Cows are home, after loading cooperatively out of a tired corral on leased fall pasture. Prior to load-out, we spent a long afternoon bolstering sagging rails and rotten posts with fill and fakery--wire here, bits of plywood there, an old barrel elsewhere--blocking gaps, and adding height to create an illusion of strength adequate for getting our docile reds on board trailers bound for home. Our bluff worked.
A half dozen acorns from the bur oak trees in our yard are stored in the fridge in preparation for spring germination and planting. Additionally, Katrina and I gathered a bagful of acorns, hammered them open, and extracted a quart or two of nut meats. They currently are soaking in cold water baths, changed twice daily, to remove bitter tannins. After their bath water clears, I plan to sprinkle them lightly with salt, roast them to toasty perfection, and give small experimental samples to my siblings at Christmas.
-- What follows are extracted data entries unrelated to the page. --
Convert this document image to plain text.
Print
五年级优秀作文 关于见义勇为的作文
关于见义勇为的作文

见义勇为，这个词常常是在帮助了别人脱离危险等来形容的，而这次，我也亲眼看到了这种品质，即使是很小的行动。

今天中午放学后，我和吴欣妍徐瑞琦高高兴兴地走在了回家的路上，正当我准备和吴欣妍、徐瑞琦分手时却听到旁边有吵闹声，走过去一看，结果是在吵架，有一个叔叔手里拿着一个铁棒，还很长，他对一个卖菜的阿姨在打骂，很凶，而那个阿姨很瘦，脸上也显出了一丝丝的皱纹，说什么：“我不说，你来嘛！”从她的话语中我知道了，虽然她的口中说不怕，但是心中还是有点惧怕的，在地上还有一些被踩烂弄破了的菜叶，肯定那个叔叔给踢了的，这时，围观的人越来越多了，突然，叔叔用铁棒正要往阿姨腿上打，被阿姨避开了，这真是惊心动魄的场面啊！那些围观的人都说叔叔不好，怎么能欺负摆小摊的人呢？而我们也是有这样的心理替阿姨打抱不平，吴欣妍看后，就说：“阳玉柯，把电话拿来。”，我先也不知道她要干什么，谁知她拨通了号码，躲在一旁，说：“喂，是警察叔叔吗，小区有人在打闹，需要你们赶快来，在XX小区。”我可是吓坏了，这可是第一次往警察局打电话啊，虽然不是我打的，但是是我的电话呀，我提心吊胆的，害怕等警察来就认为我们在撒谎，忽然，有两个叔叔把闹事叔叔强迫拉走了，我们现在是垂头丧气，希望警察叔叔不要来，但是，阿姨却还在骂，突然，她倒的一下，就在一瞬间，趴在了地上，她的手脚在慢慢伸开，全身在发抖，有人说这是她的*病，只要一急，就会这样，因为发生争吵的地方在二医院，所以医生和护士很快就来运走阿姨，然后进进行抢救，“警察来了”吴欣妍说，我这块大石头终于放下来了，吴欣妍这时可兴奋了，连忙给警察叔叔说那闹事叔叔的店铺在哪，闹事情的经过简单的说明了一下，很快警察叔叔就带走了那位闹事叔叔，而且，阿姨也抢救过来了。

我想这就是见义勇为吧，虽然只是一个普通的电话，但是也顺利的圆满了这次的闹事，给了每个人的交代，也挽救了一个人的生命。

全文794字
If roasted acorns pass muster with family, we'll harvest more ambitiously in the future. Until then, raccoons gather nightly in our yard to plump on remaining fallen gleanings.
As for my fencing project, corner posts are set, brace posts are machine pounded, horizontal wooden braces are nailed and wire X-braces are twisted tight, in-between metal posts are all hand-whammered, both wire gates are in place, the bottom wire is stretched, stapled, and clipped in place all around, and two additional strands of wire are in place around part of the enclosure. Wires yet unstrung, on what is intended to be a five-strand fence, must await better weather, for I have neither the inclination nor the oomph to build fence in snow and single digit temperatures.
Though bird watching is not among our remaining must-do jobs, sighting a Blue Jay in the shelterbelt was a memorable first for me; frequent glimpses of partridges huddled within our dense chokecherry thickets are always satisfying. Such comfortable, indoor, window-birding will continue until we emerge from our early blast of winter. For now, I'm content with a good book, a cozy lap robe, and time to blog, with only occasional forays outside to chop ice in stock water-troughs and photograph snow laden crab-apples and juniper gnomes.